= Bert Bryant =

Australian racecaller

Bert Bryant (1927–1991) is regarded as one of Australia's top racecallers of Thoroughbred horse racing in the twentieth century.

His career as a racecaller began in western New South Wales on country racetracks. In 1948, while living in Dubbo he successfully auditioned for a job with Melbourne radio station 3UZ where his personality and colourful racecalls made him an enduring success for the next 30 years as Director of Sport. His racing programs and racecalls attracted a listening audience of 2.5 million through links to radio stations around Australia.

Among thousands of races, his call of the two horse war between Big Philou and Rain Lover in the 1970 Queen Elizabeth Stakes is considered an epic. In a very close finish, Bert plumped, rightly, for Big Philou. He said "If you got it wrong in a two-horse race, you’d have to give it up forever."

He suffered a cerebral haemorrhage in 1978 which ended his racecalling career. In 1985 he was diagnosed with a cancerous stomach tumour, which he overcame, but suffered from depression in later years and died in 1991.

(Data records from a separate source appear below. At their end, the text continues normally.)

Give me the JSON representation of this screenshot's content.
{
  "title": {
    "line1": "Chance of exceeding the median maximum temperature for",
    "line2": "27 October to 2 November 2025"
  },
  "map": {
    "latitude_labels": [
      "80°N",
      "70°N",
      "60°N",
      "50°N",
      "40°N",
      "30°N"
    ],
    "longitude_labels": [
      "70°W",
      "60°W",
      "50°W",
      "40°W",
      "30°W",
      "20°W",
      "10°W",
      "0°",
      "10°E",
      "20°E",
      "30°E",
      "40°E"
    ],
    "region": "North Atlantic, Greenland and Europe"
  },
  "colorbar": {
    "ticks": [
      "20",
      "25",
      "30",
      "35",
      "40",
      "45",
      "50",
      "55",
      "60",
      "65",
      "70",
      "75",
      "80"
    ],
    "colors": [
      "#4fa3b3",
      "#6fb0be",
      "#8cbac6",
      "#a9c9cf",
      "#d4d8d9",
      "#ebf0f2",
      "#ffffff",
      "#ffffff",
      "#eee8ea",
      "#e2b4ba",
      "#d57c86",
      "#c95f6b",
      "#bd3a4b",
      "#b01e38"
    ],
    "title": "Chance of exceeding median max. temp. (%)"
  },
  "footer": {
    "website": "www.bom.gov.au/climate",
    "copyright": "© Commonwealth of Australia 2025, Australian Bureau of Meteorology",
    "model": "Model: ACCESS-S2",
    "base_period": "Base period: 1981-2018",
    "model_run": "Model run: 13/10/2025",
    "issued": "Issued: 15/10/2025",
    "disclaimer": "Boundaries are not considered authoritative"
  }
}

In 2003 Bert Bryant was inducted into the Australian Racing Hall of Fame.

==Colourful expressions==
Bert was famous for his wit and humor in his race previews and during his race calls. Here are some of his colourful expressions:

- A no-hoper in a race: couldn’t pull the skin off a bread and butter custard.
- A horse bandaged on all four legs was: carrying enough bandage to start their own field hospital.
- A racecourse tout had: more tips than a can of asparagus.
- Good form coming into a race suggested: Where there's smoke, there’s blue cod.
- An erratic runner was said to be: hanging like granny’s tooth.
- A bold front runner had: a wing on every foot. or had gone for the doctor.
- A horse tailed off at the end of a race would: need a lantern to find the way home.
- A horse racing wide on the home turn was: covering more territory than Burke and Wills or: covered more ground than the early explorers.
- A horse that was racing fiercely was: pulling like a Collins Street dentist.
- If a longshot got up Bert remarked: You deserve a gold bike if you picked this one.
- In a busy finish Bert remarked: They came like a swarm of ants... and didn't they march to the line in no mean order.
- If a horse fell in a jumps race Bert would say: He's dropped his lollies.
- If a horse blundered in a jumps race and threw the jockey high in the irons Bert would say: The rider called for a cab.
- Higgins had a look around to see where The General is, but I think The General like Custers last stand has had it.
- Ahh! isn't it cruel
- He who hesitates is an old-time waltzer.
- Bert used to refer to the Quadrella as The Giggle.
- In the Big Philou – Rain Lover match race, one of his best lines was: There won't be much change for a while, so if you want to put the kettle on now would be a good time to do so.
- The rider is bobbing up and down like a cork in the Pacific.
- In his call of the 1969 Melbourne Cup Bert said: And shades of 1968, Rain Lover dashed to the front. At the exact moment he calls this, there is a massive roar from the on course crowd.
- Bert hosted a racing show on Melbourne radio station 3UZ every Saturday morning with Sydney racecaller Clif Cary, called Turf Talk. It was compelling listening for punters around Australia. Bert often remarked that some of his least liked horses were listening to the show.